Defining Hadoop and knowing more about it
Now days there are many flavours of Hadoop including oracle’s version of Hadoop, but if we talk specifically about apache Hadoop then “it is a framework that enables us to perform distributed processing of large datasets across clusters that are running over commodity hardware”. Commodity hardware simple means that we don’t have to purchase heavy loaded servers and other costly components, it is valid to store the data on normal computing machines and doesn’t require high end server for data storage.
At bottom, is HDFS that is used for storage of unstructured data, map reduce is the traditional programming model for data analysis and data sorting and also performing some useful functions on data for some results. Pig is a dataflow language and execution environment for exploring very large datasets for making some useful knowledge out of it. SQOOP is a tool for moving the data in and out of HDFS i.e. SQL to Hadoop in other words extracting the data from a SQL database and dumping it to HDFS for analysis. Hive is a data warehousing tool and it is same as running SQL statements and works as an OLAP (online analytical processing) the queries are translated by a runtime engine and invokes a map reduce job for data processing. Zookeeper is a coordination service used in conjunction with HBASE. HBASE is a new way of setting up a database and sometimes also refers to NOSQL databases i.e. (Not only SQL). It stores the data in a column format sometimes also known as column family, it is a very important part of Hadoop eco system as Facebook mainly uses this tool for maintaining the relational database records.

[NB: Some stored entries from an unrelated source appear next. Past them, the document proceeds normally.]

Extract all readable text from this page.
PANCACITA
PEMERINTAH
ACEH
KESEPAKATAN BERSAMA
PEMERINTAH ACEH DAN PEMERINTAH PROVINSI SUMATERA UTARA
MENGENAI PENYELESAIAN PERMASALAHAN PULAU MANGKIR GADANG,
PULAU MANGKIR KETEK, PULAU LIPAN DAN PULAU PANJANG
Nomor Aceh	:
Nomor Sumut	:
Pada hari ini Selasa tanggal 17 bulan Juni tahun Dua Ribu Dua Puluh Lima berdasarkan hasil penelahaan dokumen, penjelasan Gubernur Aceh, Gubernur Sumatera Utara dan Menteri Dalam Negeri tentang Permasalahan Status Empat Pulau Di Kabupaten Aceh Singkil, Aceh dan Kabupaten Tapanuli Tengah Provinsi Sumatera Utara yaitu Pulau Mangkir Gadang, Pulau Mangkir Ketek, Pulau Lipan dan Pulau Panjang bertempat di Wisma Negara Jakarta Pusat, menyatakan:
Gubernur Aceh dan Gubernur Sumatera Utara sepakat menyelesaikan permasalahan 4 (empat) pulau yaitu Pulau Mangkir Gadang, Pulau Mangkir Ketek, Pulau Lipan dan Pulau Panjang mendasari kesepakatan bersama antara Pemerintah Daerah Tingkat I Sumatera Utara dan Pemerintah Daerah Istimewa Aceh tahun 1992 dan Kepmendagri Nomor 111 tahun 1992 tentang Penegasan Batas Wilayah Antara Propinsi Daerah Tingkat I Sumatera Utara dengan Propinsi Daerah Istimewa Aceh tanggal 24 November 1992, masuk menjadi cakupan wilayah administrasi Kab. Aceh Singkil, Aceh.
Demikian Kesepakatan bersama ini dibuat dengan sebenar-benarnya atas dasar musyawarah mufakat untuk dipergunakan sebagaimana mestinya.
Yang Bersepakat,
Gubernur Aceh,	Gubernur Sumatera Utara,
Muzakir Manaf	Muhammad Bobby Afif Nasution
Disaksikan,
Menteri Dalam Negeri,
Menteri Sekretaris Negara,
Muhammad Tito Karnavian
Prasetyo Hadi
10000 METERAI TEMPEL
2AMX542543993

Here Data Nodes are mainly slave nodes in the cluster, where the data is actually stored. Name node is the master or admin of the cluster, name node contains the metadata whereas data nodes stores the data block. Job tracker is like the administering tool for all the data nodes and task trackers process the execution task given by job tracker.
How the read and write operations are performed (WORM) Write once Read Many times
A rack is a physical storage of data together. It is also a collection of physical machines in same location. The data is replicated according to the replication factor configured in the name node and if the data is to be replicated then the client will write the data on all the data nodes according to the replication factor. The read operation will directly be done between the client and the Data Node; name node will not be involved in any read write operation.
Benefits of this technology and future aspects
As we know that the future of this world is “data”, it’s all about data from personal computers to small android devices to large servers like Facebook scribe server or any big data centre. The prime issue is how can we store analyse and extract some useful information out of it. We are setting new parameters to the perception for analysing the data of any type and any quantity. Its way beyond data mining technologies and those orthodox data mining algorithm, big data is all about dealing with a huge data and the future of computing is big data, the future of knowledge extraction is big data, analysing and performing miracles to business giants and gaining a business insight to increase their productivity is big data.
The usage of this technology will affect the business companies whether IT or non IT and will result in a significant boost in increasing their business and will provide a new stepping stone for business era, it will also help in enhancing the technologies by emphasizing and privileging more research and development tools and techniques for better future and ease to live. Apache Hadoop will be enhanced with new features and functionality, as open source technologies are capable of incorporating new features and technologies for enlarging the existing Hadoop framework with more advance tools.